Marvel ist nicht nur der Name des erfolgreichsten Comicuniversums, sondern auch der der neuen MG Speerspitze. Übersetzt bedeutet er übrigens „Wunder“. Viel High Tech, viel Design – im Interieur erschnüffeln wir einen Hauch von Premium.

Was garantiert gefällt, sind die 212 kW, also 288 PS aus drei Motoren, die den allradgetriebenen Marvel R in 4,9 Sekunden auf Landstraßentempo schnalzen. Eine Batterieladung soll für mehr als 400 Kilometer reichen. Diesen Wert teilt sich der Marvel mit dem zweiten MG-Neuling. Der hört auf den schlichten Namen 5 und wird der erste rein elektrische Kombi sein. Eigentlich ist es ein Wahnsinn, dass erst ein chinesischer Brite kommen muss, um die in Mitteleuropa so beliebte Karosserieform zu elektrisieren.

MG5 Seite

Der MG5 ist der erste, rein elektrische Kombi. Faszinierend, dass davor noch niemand auf die Idee gekommen ist.

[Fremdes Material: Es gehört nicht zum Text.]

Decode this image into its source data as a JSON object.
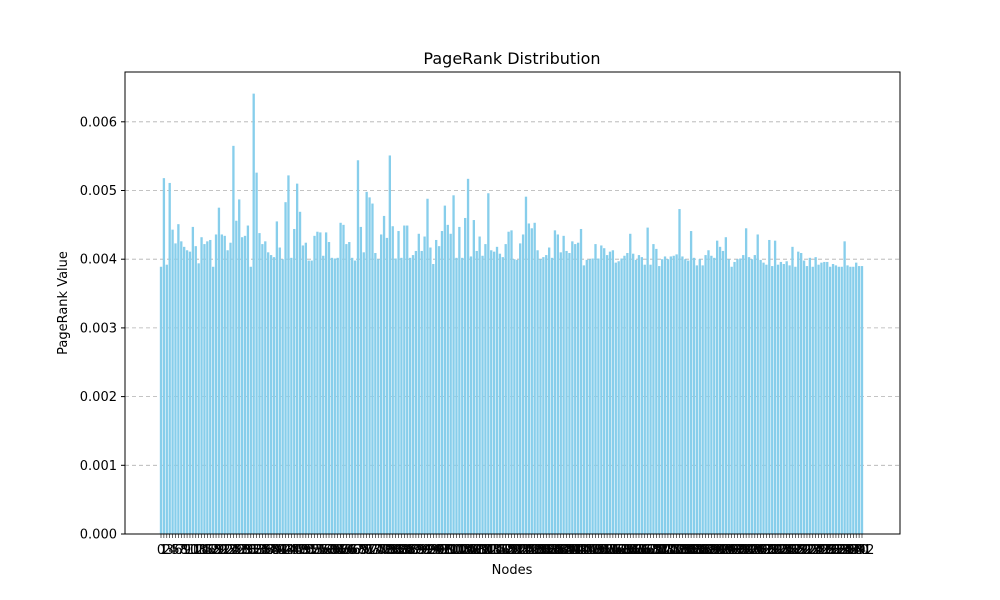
{
  "chart_data": {
    "type": "bar",
    "title": "PageRank Distribution",
    "xlabel": "Nodes",
    "ylabel": "PageRank Value",
    "ylim": [
      0,
      0.0065
    ],
    "yticks": [
      "0.000",
      "0.001",
      "0.002",
      "0.003",
      "0.004",
      "0.005",
      "0.006"
    ],
    "grid": "horizontal dashed",
    "bar_color": "#87ceeb",
    "x_start": 0,
    "values": [
      0.00389,
      0.00518,
      0.00392,
      0.00511,
      0.00443,
      0.00423,
      0.00451,
      0.00426,
      0.00418,
      0.00413,
      0.00411,
      0.00447,
      0.00419,
      0.00394,
      0.00432,
      0.00422,
      0.00426,
      0.00428,
      0.00389,
      0.00436,
      0.00475,
      0.00436,
      0.00434,
      0.00413,
      0.00424,
      0.00565,
      0.00456,
      0.00487,
      0.00432,
      0.00434,
      0.00449,
      0.00389,
      0.00641,
      0.00526,
      0.00438,
      0.00422,
      0.00426,
      0.0041,
      0.00406,
      0.00403,
      0.00455,
      0.00417,
      0.004,
      0.00483,
      0.00522,
      0.00402,
      0.00444,
      0.0051,
      0.00469,
      0.0042,
      0.00424,
      0.00398,
      0.00398,
      0.00434,
      0.0044,
      0.00439,
      0.00405,
      0.00439,
      0.00425,
      0.00402,
      0.00401,
      0.00402,
      0.00453,
      0.0045,
      0.00422,
      0.00425,
      0.00402,
      0.00398,
      0.00544,
      0.00447,
      0.0041,
      0.00498,
      0.0049,
      0.00481,
      0.00409,
      0.004,
      0.00436,
      0.00463,
      0.00431,
      0.00551,
      0.00448,
      0.00401,
      0.00441,
      0.00402,
      0.00449,
      0.00449,
      0.00402,
      0.00406,
      0.00412,
      0.00437,
      0.00412,
      0.00433,
      0.00488,
      0.00417,
      0.00393,
      0.00428,
      0.00419,
      0.00441,
      0.00478,
      0.0045,
      0.00437,
      0.00493,
      0.00402,
      0.00447,
      0.00402,
      0.0046,
      0.00517,
      0.00404,
      0.00457,
      0.00412,
      0.00433,
      0.00405,
      0.00422,
      0.00496,
      0.00413,
      0.00411,
      0.00418,
      0.00408,
      0.00403,
      0.00422,
      0.0044,
      0.00442,
      0.004,
      0.00399,
      0.00423,
      0.00436,
      0.00491,
      0.00452,
      0.00445,
      0.00453,
      0.00413,
      0.004,
      0.00403,
      0.00406,
      0.00417,
      0.00402,
      0.00442,
      0.00436,
      0.0041,
      0.00434,
      0.00412,
      0.00409,
      0.00426,
      0.00422,
      0.00424,
      0.00444,
      0.00391,
      0.00399,
      0.004,
      0.00401,
      0.00422,
      0.00401,
      0.0042,
      0.00416,
      0.00406,
      0.00411,
      0.00413,
      0.00395,
      0.00397,
      0.00401,
      0.00405,
      0.00409,
      0.00437,
      0.00408,
      0.00399,
      0.00406,
      0.00403,
      0.00392,
      0.00446,
      0.00392,
      0.00422,
      0.00415,
      0.0039,
      0.004,
      0.00404,
      0.004,
      0.00404,
      0.00405,
      0.00407,
      0.00473,
      0.00404,
      0.004,
      0.00398,
      0.00441,
      0.00402,
      0.00391,
      0.004,
      0.00391,
      0.00406,
      0.00413,
      0.00405,
      0.00402,
      0.00427,
      0.00418,
      0.00412,
      0.00432,
      0.004,
      0.00389,
      0.00396,
      0.004,
      0.00401,
      0.00406,
      0.00445,
      0.00403,
      0.004,
      0.00406,
      0.00436,
      0.00399,
      0.00395,
      0.00392,
      0.00428,
      0.0039,
      0.00427,
      0.00392,
      0.00396,
      0.00393,
      0.00397,
      0.00391,
      0.00418,
      0.00389,
      0.00411,
      0.00409,
      0.00398,
      0.0039,
      0.00402,
      0.00389,
      0.00403,
      0.00392,
      0.00395,
      0.00396,
      0.00396,
      0.00389,
      0.00393,
      0.00391,
      0.00389,
      0.00389,
      0.00426,
      0.00391,
      0.00389,
      0.00389,
      0.00395,
      0.0039,
      0.0039
    ]
  }
}
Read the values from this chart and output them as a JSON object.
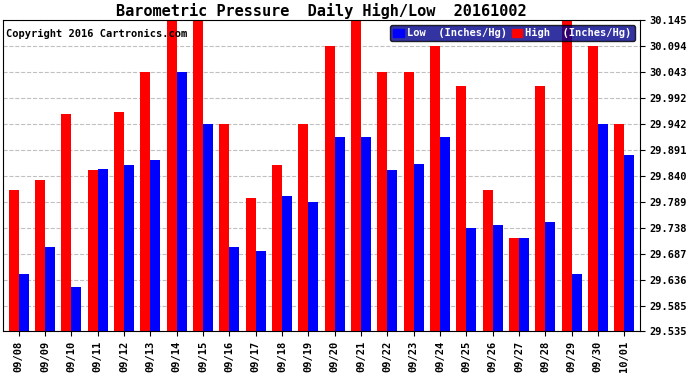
{
  "title": "Barometric Pressure  Daily High/Low  20161002",
  "copyright": "Copyright 2016 Cartronics.com",
  "legend_low": "Low  (Inches/Hg)",
  "legend_high": "High  (Inches/Hg)",
  "dates": [
    "09/08",
    "09/09",
    "09/10",
    "09/11",
    "09/12",
    "09/13",
    "09/14",
    "09/15",
    "09/16",
    "09/17",
    "09/18",
    "09/19",
    "09/20",
    "09/21",
    "09/22",
    "09/23",
    "09/24",
    "09/25",
    "09/26",
    "09/27",
    "09/28",
    "09/29",
    "09/30",
    "10/01"
  ],
  "high": [
    29.812,
    29.832,
    29.96,
    29.85,
    29.965,
    30.043,
    30.145,
    30.145,
    29.942,
    29.796,
    29.86,
    29.942,
    30.094,
    30.145,
    30.043,
    30.043,
    30.094,
    30.016,
    29.812,
    29.718,
    30.016,
    30.145,
    30.094,
    29.942
  ],
  "low": [
    29.648,
    29.7,
    29.621,
    29.852,
    29.86,
    29.87,
    30.043,
    29.942,
    29.7,
    29.693,
    29.8,
    29.789,
    29.916,
    29.916,
    29.85,
    29.863,
    29.916,
    29.738,
    29.744,
    29.718,
    29.75,
    29.648,
    29.942,
    29.88
  ],
  "ylim_min": 29.535,
  "ylim_max": 30.145,
  "yticks": [
    29.535,
    29.585,
    29.636,
    29.687,
    29.738,
    29.789,
    29.84,
    29.891,
    29.942,
    29.992,
    30.043,
    30.094,
    30.145
  ],
  "bar_color_low": "#0000ff",
  "bar_color_high": "#ff0000",
  "bg_color": "#ffffff",
  "grid_color": "#c0c0c0",
  "title_fontsize": 11,
  "tick_fontsize": 7.5,
  "copyright_fontsize": 7.5,
  "legend_fontsize": 7.5,
  "legend_bg": "#00008b"
}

Mit 578 bis 1.456 Litern Kofferraumvolumen könnte der MG 5 praktisch genug Auto für die meisten Haushalte sein. Schnell genug ist er auf jeden Fall. 135 kW, also 184 PS, beschleunigen den kompakten Kombi in nur 8,3 Sekunden auf Tempo 100. Genauso wie der Marvel R beherrscht auch der 5 dreiphasiges Laden. Preise für den Kombi behält MG noch für sich, den Marvel R gibt’s in der Basisversion ab 40.000 Euro. Dann verringert sich die Zahl der Motoren von drei auf zwei und die der angetriebenen Räder von allen vieren auf die beiden Hinteren, was aber dem dynamischen Auftritt keinen Abbruch tut.

Dauertest

Man kann schon sagen, der Mutterkonzern SAIC hat sich in den letzten 33 Jahren vom Joint Venture Partner VW zeigen lassen, wie man Autos zusammenbaut. Spaltmaße, Verarbeitung und auch die Materialien im Sichtbereich sind durchaus hochwertig und weit über dem, was man in dieser Preisklasse erwartet. Das gilt auch für den Vortrieb. Die 143 PS sind bei durchgetretenem Gaspedal durchaus heftig, das wahre Talent des ZS erkennt man aber erst, wenn man gemütlich cruised. Erstens, weil der Charakter des MG eher ein komfortabler als athletischer ist, zweitens, weil man weit kommt. Im Prospekt stehen 265 Kilometer. Wir schaffen stets 300. Wenn man es wirklich drauf ankommen lässt, verbraucht der MG ZS EV weniger als 10 kWh auf 100 Kilometer, bei angegebenen 16,9 kWh. Erst einmal sind wir über den Durchschnittsverbrauch gekommen – auf einer Autobahnfahrt Richtung Wachauring. Auffallend sind das gute Platzangebot und die luftige Atmosphäre, verstärkt durch das große Glasdach.